Eine weitere Schraube, an der gedreht werden könnte, wäre die Erhöhung der Gelder für Lehraufgaben im Medizinstudium. Hier sind die Bundesländer zuständig, so dass jede Universität für sich verhandeln müsste. 

Kaum Problembewusstsein

Die Situation ist insgesamt kompliziert. Das ist auch der DGE bewusst. Deshalb fordert sie in ihrer Stellungnahme zudem die Einrichtung einer Planungskommission. Mitglieder sollen neben den betroffenen Institutionen Vertreter des Bundesministeriums für Gesundheit (BMG), des Bundesministeriums für Forschung und Bildung (BMFB), der Hochschulen, der Fachgesellschaften, der Krankenkassen und der ärztlichen Selbstverwaltung sein.

Doch die Reaktionen der potentiellen Akteure eines solchen Gremiums sind im Moment noch verhalten. Am Bundesministerium für Bildung und Forschung (BMBF) kennt man die DGE-Stellungnahme, sieht aber keine Einflussmöglichkeiten seitens des Ministeriums auf die dort angesprochenen Probleme bei der Finanzierung der Endokrinologie an den Universitätskliniken. Dafür seien die Länder und die Kostenträger im Gesundheitssystem verantwortlich. Beim Spitzenverband der gesetzlichen Krankenversicherungen (GKV) liegen nach eigenen Angaben keine Erkenntnisse vor, dass es speziell in der universitären Endokrinologie ein besonderes Problem gebe. 

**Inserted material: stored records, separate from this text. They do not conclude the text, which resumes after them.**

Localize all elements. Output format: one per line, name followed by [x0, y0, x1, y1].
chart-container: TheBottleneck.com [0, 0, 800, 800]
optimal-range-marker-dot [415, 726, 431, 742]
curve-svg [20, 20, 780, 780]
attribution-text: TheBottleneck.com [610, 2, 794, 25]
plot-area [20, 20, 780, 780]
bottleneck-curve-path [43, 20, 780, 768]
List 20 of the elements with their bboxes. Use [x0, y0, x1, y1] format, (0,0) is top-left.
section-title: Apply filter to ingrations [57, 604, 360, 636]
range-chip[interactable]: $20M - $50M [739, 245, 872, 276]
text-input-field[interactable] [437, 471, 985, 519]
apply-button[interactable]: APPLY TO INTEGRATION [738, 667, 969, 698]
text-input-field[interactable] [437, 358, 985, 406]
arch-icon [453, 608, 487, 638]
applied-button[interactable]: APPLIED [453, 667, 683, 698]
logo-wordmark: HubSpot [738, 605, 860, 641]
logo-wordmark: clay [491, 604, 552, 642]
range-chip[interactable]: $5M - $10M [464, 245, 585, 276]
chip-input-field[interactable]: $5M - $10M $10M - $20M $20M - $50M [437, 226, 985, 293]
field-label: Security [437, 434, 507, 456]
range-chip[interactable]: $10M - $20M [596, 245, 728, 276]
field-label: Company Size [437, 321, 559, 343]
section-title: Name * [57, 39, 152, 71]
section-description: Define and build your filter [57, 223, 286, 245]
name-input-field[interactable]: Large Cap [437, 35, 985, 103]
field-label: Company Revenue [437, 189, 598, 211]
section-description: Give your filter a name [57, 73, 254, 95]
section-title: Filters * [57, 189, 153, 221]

Ein möglicher Weg, auf ein solches aufmerksam zu machen, wären aber laut GKV die regelmäßigen Treffen von Fachleuten des GKV-Spitzenverbandes als Vertreter der Krankenkassen mit der Deutschen Krankenhausgesellschaft als Vertretung aller Krankenhäuser, also auch der Universitätsklinika. Im Bundesgesundheitsministerium (BGM) scheint man sich dagegen gewisser Schwierigkeiten bewusst. Das derzeitige Honorarsystem sei komplex und kaum durchschaubar und führe an vielen Stellen zu Verwerfungen, heißt es von dort. „Deswegen ist unser Ziel ein Honorarsystem, das leistungsgerecht und transparent ist“, ließ das BMG durch einen Sprecher wissen. 

Ob dieses Bekenntnis alleine reicht, um das „Aschenputtel der Inneren Medizin“, wie ein DGE-Mitglied sein Fachgebiet bezeichnet hat, zu retten, ist jedoch mehr als fraglich.